From a user's viewpoint cellular and Wi-Fi networks will be merging within the next few years.
Written by Steven Vaughan-Nichols, Senior Contributing Editor
femtocell
In the near-future, end-users will have a seamless Wi-Fi/cellular wireless network experience.

Las Vegas – Today we talk about 801.11ac, 4G, and LTE Advanced, but what users really want is just fast, reliable wireless networking that works everywhere. According to the experts, we're going to give it to them... eventually.

In a CES panel entitled "Six Wireless Technologies You'll Want to Know," the conversation quickly spun from being an overview of such technologies to how these Wi-Fi and cellular networking were coming together.

Behind the scenes, chip designers, network engineers, and network administrators will still be supporting a horde of different technologies, but the goal is to render the network infrastructure invisible to end-users. Dan Rabinovits, Senior VP at Qualcomm Atheros said, "the combination of all the new networking technologies is more important than any one technology." That's because, "users have an endless thirst for data capacity."

Iyad Tarazi, Sprint 's VP of Network Development & Engineering agreed, "Customers want cell and Wi-Fi integration. They don't want 4G or 802.11, they want heterogeneous networks and they want it fast, reliable, available and they want it right away. The only way that be done is with network integration."

I want chocolate chip cookies for lunch every day of the week too but that doesn't mean I'll get them. To give users transparent network connectivity no matter whether they're in the office or in their car, the experts are looking to several different technologies. The first of these is Hotspot 2.0.

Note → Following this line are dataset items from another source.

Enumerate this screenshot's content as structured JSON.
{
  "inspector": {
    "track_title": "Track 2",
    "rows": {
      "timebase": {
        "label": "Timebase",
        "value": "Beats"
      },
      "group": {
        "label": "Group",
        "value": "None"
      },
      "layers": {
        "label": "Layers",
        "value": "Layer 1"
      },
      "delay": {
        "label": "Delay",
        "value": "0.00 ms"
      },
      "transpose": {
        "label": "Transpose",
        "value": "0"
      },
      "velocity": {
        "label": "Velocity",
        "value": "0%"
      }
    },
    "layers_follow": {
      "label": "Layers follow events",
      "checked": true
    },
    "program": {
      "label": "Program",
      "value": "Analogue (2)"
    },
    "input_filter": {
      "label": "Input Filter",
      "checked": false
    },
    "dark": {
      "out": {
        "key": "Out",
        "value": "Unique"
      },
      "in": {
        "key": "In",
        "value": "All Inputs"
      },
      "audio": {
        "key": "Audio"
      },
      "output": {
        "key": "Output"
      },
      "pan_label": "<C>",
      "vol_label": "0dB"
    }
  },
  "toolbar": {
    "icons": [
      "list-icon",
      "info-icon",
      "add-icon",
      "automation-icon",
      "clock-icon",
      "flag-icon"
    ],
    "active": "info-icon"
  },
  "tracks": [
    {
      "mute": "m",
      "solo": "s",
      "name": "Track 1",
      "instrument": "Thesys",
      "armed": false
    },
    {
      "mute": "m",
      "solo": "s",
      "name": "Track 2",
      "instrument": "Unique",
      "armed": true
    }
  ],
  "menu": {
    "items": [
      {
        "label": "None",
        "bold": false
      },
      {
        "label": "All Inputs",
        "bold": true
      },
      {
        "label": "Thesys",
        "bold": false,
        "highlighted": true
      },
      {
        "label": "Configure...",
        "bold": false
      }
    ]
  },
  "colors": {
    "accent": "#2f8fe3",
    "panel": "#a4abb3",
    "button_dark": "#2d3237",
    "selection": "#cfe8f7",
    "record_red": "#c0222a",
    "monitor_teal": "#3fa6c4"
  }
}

With Hotspot 2.0, once a user is authorized on the network, it uses the IEEE  802.11u standard to enable your networked device to find, and automatically select and connect to your preferred Wi-Fi and/or cellular networks Once you're logged into the network, you can roam between Wi-Fi hotspot and to LTE and back again without needing to login back in.

That's great but how do you deliver bandwidth to all these mobile users? One way of doing this, according to Rabinovits, will be the continued rise of small and femtocell stations. These are  small, low-power cellular base station that can share out both cellular and Wi-Fi bandwidth.

All cellular and wireless vendors are working on these devices. And, everyone is also working on setting these mini-cell systems up so that they can be deployed in a rapid, self-organizing way. Mark McDiarmid, VP Radio Network Engineering and Development for T-Mobile warns, however that while "this is the vision of small cell. The harsh reality is that the provisioning systems are extremely complicated; the backhaul tech to give small cells their bandwidth is still a problem; and a lot of work still needs to be done with power-management. We have to go there, but we're not there yet."

We will have to go there though. Users are demanding it. They don't want to fool with network connections, they just want universal connectivity and they want it yesterday.